Don't get me wrong....by back and feet will ache like no other after a long day, but I have been able to get through it. I was worried about the last open day because they really wipe me out. It takes long hours to get everything ready and the day of I'm up at 3am filling the weekend orders (and I had A LOT of them this time), while my husband gets everything organized and out for the customers. I reduced the amount of cupcakes I did, and thankfully my husband has gotten so good at running the front that I was able to focus on getting weekend orders done most of the day and only jump out front when a line built up.
I just did my last wedding before baby last weekend-which is so strange to think about! Weddings start up again for me August 20th so things will be getting very crazy around here soon. Which brings me to "time off." I've been getting a lot of questions about how much time I will taking off and when I will be taking orders (understandably so). And my answer is....I don't have an answer!
I don't have a scheduled leave. I currently still have orders coming in up until my due date-all these people are aware that if I go to the hospital their orders won't get filled. After I get home from the hospital, my plan is to take in inquiries and fill them based on how I feel. So I'm basically taking it day by day and order by order. If someone needs something and I am feeling up to it and have the availability, I'll fill the order! If I'm having a rough couple of days and don't feel up to it, then I will pass. Obviously I have the weddings to do regardless...I'm just going to "buck up" for those....so depending on when I go into labor and all of that, it will really depend on when I go back into things full boar. So I am telling people to not be afraid to ask; I will fill whatever orders I can!
Now I'm sure a lot of you are thinking "girl...you don't know what's about to hit you...your crazy if you think you can deal with a newborn and bake/run this business right away." I've gotten a lot of blank stares and somewhat sarcastic "good lucks" from people when I try to explain my plan to people. But guess what? Steph's Sweet Treats is my business....I'm the ONLY baker (and yes I like it this way and plan on keeping it this way). If I don't continue to fill orders-people will go elsewhere. I know it happens. But the more I turn away, the more potential customers and returning customers I could lose. And it's not free to run a bakery! I still have upkeep to pay for, bills to pay...not to mention my own livelihood to account for.

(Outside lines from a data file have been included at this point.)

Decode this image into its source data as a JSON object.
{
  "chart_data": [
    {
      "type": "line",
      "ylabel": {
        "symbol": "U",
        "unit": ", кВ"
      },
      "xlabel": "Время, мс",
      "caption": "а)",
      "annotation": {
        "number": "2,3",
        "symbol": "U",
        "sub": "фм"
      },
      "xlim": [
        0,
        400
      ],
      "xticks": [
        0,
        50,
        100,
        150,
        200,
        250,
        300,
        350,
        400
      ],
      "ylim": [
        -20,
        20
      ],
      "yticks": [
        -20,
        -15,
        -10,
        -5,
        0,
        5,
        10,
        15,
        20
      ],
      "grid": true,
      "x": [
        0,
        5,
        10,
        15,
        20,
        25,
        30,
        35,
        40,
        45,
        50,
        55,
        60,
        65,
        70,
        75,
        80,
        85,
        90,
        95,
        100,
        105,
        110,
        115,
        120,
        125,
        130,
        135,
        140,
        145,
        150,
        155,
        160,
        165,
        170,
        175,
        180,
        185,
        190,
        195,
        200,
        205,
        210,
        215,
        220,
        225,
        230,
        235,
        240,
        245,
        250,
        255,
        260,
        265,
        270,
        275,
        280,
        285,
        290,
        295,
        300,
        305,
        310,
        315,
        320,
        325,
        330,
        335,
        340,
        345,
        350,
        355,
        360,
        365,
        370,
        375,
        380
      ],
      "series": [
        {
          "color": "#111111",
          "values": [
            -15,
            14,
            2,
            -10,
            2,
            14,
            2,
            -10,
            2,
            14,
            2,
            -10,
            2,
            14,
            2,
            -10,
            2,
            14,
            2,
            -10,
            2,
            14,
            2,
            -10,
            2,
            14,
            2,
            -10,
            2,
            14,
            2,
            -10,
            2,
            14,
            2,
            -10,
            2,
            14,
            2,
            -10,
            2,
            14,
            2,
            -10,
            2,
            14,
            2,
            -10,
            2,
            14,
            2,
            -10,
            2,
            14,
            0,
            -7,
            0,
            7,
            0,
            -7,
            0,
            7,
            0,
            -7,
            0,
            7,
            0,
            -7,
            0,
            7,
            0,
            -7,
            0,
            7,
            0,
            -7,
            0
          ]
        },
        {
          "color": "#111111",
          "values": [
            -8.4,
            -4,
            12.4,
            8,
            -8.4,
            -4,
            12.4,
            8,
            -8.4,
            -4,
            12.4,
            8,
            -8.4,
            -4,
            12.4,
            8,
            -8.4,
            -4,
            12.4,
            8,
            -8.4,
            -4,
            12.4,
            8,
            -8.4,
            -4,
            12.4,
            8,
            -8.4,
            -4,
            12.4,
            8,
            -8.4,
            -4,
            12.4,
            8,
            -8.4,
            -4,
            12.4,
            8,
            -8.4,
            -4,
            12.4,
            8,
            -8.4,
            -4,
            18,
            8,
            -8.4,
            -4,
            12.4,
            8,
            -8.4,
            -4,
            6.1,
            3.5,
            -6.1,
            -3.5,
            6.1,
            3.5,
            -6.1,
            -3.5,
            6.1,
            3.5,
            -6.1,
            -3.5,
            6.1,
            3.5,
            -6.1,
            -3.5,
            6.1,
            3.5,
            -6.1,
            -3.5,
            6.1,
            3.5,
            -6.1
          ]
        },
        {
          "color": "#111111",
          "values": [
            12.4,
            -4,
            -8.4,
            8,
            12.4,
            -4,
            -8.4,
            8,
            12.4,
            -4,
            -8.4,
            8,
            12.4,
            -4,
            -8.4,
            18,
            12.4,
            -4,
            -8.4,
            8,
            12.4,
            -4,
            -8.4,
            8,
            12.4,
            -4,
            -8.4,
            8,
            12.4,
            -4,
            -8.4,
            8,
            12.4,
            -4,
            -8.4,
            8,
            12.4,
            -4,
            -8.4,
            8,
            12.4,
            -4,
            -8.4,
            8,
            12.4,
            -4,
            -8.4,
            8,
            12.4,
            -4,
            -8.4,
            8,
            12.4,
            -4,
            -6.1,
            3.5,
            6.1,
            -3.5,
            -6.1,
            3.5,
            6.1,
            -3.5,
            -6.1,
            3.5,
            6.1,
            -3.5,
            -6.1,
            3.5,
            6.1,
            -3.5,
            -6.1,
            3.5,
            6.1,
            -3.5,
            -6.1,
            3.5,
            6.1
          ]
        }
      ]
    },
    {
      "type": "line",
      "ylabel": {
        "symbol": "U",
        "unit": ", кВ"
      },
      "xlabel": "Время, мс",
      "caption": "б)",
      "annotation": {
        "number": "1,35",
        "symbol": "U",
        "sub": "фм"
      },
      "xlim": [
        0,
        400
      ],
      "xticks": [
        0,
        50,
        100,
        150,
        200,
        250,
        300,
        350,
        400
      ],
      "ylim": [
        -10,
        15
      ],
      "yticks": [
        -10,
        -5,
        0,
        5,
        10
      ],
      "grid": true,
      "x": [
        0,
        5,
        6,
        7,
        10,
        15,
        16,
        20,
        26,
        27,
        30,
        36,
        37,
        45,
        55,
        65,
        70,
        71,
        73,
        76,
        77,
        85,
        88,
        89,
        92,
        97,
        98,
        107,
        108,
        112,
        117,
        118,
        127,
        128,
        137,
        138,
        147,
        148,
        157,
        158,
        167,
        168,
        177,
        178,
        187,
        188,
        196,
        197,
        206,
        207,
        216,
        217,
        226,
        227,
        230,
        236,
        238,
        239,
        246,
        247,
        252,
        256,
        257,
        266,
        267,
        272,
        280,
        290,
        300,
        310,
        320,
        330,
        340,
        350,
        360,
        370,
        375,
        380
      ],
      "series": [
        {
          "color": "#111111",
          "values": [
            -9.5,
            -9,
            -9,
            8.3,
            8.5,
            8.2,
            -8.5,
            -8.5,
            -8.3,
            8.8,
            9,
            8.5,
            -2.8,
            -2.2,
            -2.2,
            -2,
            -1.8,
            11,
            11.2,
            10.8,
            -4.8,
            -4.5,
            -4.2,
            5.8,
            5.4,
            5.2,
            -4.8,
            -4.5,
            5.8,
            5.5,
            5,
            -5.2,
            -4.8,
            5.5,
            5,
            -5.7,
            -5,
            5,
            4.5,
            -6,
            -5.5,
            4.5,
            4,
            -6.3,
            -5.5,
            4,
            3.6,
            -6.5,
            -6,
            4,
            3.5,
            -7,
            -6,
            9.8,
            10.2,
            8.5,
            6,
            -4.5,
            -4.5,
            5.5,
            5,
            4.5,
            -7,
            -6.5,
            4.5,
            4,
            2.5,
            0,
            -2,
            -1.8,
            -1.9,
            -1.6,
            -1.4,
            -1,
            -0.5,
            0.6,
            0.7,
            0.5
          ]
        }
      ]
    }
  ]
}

I don't think it's going to be a cake walk (no pun intended); and I never said it would be easy; I know I will be exhausted and it will be harder than I can ever imagine....but it's my business and my family and it's how I want to do things. I hope everyone can respect that. Thankfully, I will have help with the baby and I can hopefully work my schedule around the baby and the baking. And don't you worry, I will take in every second I get with my baby-so please don't think I will be pushing aside my child for my business, because that is NOT what I am saying.
It will be a learning curve, but I am up for the challenge. Opening a small local business as a female in my early 20's wasn't easy and still isn't easy. Maybe I just like a good challenge? Or maybe I'm insane...either way, I'm up for it and will face this head on and keep up my confidence in myself, even if others think I"m crazy for it.
Thank you to everyone who has supported me and this business. A crazy whirlwind of excitement (and exhaustion) is about to blow through and I can't wait! Thank you for another week of orders!